January 6, 2014
Researchers have discovered the ability to create ultrasharp images from barely illuminated objects. This is done by mathematically stitching together information from particles of light. The development will likely be used to support studies of fragile biological materials such as the human eye, that could be damaged or destroyed by illumination. The development could also be used for military surveillance applications in locations with low light.
According to Nature, electrical engineer Ahmed Kirmani and his colleagues at the Massachusetts Institute of Technology have created an algorithm that takes into account the correlations between close parts of an illuminated object, and the physics of low-light measurements.
In this process, low-intensity pulses of visible laser light is targeted as an object of interest, then the laser fires a pulse at this location until a photon is recorded by a detector. Each of these illuminated spots match up with a pixel in the final image.

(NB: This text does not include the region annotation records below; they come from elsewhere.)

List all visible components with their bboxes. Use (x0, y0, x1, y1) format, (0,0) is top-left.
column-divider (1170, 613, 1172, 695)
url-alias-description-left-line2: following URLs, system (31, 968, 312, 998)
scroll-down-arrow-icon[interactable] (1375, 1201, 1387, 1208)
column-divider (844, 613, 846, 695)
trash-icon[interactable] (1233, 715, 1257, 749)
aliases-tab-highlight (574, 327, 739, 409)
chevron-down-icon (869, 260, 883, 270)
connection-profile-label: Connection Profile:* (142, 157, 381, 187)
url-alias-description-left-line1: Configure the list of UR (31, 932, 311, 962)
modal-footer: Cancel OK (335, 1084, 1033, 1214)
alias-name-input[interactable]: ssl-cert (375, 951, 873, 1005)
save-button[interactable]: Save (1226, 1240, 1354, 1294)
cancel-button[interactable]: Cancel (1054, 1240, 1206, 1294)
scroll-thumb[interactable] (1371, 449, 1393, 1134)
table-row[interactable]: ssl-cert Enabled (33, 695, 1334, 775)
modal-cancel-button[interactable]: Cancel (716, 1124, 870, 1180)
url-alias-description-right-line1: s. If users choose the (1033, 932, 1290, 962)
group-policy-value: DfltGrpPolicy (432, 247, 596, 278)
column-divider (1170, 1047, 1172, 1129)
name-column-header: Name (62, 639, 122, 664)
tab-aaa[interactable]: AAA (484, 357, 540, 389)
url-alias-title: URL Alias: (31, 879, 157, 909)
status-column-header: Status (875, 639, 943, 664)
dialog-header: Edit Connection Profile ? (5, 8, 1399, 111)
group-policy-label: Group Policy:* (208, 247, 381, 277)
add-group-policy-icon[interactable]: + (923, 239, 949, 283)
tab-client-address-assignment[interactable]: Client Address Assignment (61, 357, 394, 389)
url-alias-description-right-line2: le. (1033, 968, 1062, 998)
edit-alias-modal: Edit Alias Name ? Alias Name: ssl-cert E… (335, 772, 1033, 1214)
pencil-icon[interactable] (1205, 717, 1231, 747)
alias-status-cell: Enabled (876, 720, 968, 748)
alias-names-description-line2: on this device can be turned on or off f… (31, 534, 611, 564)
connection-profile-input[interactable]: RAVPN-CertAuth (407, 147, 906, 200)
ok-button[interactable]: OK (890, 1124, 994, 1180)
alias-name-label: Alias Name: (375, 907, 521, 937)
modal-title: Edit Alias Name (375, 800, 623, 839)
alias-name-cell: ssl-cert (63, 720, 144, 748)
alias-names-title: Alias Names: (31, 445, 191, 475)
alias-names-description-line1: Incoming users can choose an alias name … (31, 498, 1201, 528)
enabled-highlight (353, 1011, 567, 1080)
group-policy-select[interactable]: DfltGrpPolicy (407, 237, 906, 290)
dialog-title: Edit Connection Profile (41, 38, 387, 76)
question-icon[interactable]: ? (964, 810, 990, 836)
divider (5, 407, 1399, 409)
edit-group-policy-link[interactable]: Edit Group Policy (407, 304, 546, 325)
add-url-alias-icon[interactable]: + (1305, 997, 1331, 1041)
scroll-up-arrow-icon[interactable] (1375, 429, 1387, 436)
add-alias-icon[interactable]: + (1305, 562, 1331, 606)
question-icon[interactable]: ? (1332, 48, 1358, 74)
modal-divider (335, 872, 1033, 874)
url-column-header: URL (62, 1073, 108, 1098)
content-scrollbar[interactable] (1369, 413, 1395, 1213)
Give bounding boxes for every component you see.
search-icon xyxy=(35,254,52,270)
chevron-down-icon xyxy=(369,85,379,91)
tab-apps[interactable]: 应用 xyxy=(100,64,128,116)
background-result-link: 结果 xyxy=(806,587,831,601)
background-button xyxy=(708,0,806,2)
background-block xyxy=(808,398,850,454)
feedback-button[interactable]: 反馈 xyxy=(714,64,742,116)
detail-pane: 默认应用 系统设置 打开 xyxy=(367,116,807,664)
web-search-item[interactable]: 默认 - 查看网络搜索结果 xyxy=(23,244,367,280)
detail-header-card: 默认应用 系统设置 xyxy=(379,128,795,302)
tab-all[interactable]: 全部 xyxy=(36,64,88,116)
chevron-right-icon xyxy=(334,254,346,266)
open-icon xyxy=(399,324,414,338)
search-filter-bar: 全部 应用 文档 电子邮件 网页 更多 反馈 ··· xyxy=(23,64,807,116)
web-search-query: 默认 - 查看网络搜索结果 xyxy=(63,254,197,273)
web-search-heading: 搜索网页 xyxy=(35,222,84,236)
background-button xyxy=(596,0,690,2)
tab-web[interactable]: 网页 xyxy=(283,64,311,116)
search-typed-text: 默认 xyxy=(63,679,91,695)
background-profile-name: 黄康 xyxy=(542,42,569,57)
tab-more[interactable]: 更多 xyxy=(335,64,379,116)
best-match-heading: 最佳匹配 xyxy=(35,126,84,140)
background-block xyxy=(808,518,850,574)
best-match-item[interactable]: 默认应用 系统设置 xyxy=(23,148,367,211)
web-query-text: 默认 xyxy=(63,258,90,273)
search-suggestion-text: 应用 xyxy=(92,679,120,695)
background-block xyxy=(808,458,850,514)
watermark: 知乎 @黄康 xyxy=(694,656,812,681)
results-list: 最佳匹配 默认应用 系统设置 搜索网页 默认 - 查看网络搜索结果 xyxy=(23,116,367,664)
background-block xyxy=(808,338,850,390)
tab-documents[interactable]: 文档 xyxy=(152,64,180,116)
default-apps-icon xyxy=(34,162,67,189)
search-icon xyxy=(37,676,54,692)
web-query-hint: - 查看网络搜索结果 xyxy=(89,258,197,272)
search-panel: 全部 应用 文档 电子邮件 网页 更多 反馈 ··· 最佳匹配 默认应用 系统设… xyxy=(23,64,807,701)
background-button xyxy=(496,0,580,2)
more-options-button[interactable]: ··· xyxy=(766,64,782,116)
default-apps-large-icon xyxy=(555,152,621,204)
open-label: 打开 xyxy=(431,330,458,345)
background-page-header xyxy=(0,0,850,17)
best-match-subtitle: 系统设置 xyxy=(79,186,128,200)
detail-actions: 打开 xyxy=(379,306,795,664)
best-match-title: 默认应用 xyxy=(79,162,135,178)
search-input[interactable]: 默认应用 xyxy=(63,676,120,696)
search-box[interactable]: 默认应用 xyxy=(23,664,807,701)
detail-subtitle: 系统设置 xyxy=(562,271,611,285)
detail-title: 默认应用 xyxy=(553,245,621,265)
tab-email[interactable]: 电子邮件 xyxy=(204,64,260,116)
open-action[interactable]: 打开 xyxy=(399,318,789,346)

This strategy is similar in the way a three-dimensional structure is created, by using existing light detection and ranging (LIDAR) techniques, but the algorithm developed by Kirmani and his colleagues provides this information using one-hundredth the number of photons.
Since the laser creates light of a single wavelength, the pictures created with this method are monochromatic, but can distinguish different materials with varying shades of black, white, and grey.
“To simulate real-world conditions, the researchers used an incandescent lamp that created a level of stray background photons roughly equal to those that number reflected from the laser,” explains the article. “To eliminate the noise, the team used various algorithms, which enabled them to produce high-resolution, 3D images using a total of about one million photons. By comparison, an image of similar quality taken with a mobile-phone camera under office lighting conditions would require a few hundred trillion photons, Kirmani calculates.”